John Fordham 

Colin Riley/Tim Whitehead

Ronnie Scott's, London
  
  


Tides, the jazz/classical crossover project driven by the partnership of classical composer Colin Riley and jazz saxophonist Tim Whitehead, was premiered on Sunday by the 12-piece Homemade Orchestra.

Riley told a crowded house of vociferous and mostly young sympathisers that it was part of his plan to fool them about what was improvised and what was written. Since the main improvising voice was Whitehead's articulate, Brecker-like saxophone, with trumpeter Dick Pearce shadowing, the game was maybe not as hard to play as he might have liked. But Riley does appear to offer his strings and woodwind players some interpretational space as well.

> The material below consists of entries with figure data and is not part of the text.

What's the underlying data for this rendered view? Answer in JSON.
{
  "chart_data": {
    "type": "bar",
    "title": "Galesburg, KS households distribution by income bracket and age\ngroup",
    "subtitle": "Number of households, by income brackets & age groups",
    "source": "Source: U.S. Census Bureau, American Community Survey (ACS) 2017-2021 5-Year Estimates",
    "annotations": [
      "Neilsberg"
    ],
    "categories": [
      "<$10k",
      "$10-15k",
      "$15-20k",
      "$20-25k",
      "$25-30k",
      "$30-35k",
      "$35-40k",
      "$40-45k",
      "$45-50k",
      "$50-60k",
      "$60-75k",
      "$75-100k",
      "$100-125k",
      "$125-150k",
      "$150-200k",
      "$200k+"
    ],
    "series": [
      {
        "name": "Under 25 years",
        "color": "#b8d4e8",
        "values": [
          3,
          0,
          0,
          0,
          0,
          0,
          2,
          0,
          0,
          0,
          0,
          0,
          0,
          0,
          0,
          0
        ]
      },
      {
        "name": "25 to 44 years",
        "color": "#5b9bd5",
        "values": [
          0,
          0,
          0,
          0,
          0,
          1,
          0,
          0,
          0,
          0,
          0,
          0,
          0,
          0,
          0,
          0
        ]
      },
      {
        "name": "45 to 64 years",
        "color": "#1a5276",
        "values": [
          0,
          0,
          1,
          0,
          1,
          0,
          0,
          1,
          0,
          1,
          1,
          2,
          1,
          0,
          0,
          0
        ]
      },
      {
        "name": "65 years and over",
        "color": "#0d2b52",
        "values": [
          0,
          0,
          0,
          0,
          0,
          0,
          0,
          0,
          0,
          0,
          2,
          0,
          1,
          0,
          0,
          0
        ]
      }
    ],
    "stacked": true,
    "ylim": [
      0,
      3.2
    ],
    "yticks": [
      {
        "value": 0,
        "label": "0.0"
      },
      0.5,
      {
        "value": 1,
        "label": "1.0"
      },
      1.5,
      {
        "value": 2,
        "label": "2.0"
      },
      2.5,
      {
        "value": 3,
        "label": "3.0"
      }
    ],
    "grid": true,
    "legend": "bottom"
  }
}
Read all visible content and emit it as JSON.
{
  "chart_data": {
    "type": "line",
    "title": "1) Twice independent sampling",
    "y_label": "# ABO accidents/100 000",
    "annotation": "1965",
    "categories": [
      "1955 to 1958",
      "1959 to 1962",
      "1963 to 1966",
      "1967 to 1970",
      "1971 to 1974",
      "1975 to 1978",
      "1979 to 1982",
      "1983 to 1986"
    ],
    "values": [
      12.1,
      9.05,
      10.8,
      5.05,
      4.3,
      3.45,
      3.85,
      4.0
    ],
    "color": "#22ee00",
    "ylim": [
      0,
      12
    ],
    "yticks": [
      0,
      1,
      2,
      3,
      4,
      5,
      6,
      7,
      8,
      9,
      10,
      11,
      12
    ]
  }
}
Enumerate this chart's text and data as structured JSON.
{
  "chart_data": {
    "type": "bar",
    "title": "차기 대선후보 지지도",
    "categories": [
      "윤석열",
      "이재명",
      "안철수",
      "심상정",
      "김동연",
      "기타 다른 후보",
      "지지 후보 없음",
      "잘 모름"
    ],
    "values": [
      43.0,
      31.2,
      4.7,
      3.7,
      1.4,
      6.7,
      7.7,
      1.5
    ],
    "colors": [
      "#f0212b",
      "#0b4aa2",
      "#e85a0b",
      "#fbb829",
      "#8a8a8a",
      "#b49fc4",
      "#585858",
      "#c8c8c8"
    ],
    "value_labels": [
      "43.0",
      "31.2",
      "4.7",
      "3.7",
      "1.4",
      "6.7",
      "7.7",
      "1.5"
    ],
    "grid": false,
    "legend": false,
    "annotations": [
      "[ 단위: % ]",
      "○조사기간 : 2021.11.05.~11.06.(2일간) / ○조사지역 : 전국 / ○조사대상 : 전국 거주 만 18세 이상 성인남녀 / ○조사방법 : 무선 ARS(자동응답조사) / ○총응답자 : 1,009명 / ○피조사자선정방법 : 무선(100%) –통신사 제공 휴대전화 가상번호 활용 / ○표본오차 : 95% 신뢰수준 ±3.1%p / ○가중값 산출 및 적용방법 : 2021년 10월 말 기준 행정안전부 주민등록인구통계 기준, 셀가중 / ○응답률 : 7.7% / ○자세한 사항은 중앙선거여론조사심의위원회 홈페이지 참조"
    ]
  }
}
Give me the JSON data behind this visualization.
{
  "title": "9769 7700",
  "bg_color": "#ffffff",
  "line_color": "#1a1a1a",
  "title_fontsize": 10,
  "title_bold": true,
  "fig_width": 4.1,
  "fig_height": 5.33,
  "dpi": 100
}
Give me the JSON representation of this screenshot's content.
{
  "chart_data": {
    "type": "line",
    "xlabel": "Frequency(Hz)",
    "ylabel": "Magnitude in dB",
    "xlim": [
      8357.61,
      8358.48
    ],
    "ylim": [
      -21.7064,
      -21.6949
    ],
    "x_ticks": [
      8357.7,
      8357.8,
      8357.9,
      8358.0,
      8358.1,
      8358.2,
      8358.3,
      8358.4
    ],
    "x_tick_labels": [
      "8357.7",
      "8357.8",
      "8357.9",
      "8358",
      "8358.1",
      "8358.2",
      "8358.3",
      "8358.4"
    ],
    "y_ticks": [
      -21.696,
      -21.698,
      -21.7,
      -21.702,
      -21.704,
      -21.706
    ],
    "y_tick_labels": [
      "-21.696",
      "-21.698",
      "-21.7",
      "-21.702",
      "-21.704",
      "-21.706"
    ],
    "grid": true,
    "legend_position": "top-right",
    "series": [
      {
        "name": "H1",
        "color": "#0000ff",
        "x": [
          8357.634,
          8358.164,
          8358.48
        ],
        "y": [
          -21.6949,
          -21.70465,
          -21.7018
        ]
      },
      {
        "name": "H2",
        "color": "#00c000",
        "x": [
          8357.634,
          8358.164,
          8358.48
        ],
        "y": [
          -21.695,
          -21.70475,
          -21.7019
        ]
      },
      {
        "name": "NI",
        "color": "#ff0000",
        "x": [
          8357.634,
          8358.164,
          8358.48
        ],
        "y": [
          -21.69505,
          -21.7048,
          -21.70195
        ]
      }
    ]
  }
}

The repertoire was mostly drawn from the Homemade Orchestra's Tides CD, and as on that disc the emphasis is on Riley rather than Whitehead. The latter's fans had to be content with the sparky opening performance from the saxophonist's own quartet. Whitehead likes putting new spins on pop and jazz standards, with help from his offbeat partners - particularly drummer Milo Fell, with his eccentric mix of swing fluency, bumpy funk and breaking-glass cymbal effects, and the intelligent and almost cliche-free postbop pianist Liam Noble.

The Homemade Orchestra then played two sets, pausing only for a texturally interesting interlude: a soprano singing contemporary poetry to Riley's intricate string lines. This was another showcase for the composer's softly vibrant embroidery, though the mixture of operatic haughtiness and vernacular witticisms remains an acquired taste. But the Tides repertoire showed little of this stiffness. Noble's fragile chords launched the opening While It Lasts, which gathered momentum to become a choppy ensemble piece with Whitehead's forceful tenor burning at its centre.

A low bass drone and the mercurial trickle of a vibraphone enveloped an upward-spiralling sax motif on the ruminative Bird and a Loose Tubes-like raucousness appeared in I Know Who the Alligators Are. But Whitehead's saxophone was at its most evocative in the arching high-register figures over undulating chords on his own A Third View of Annet.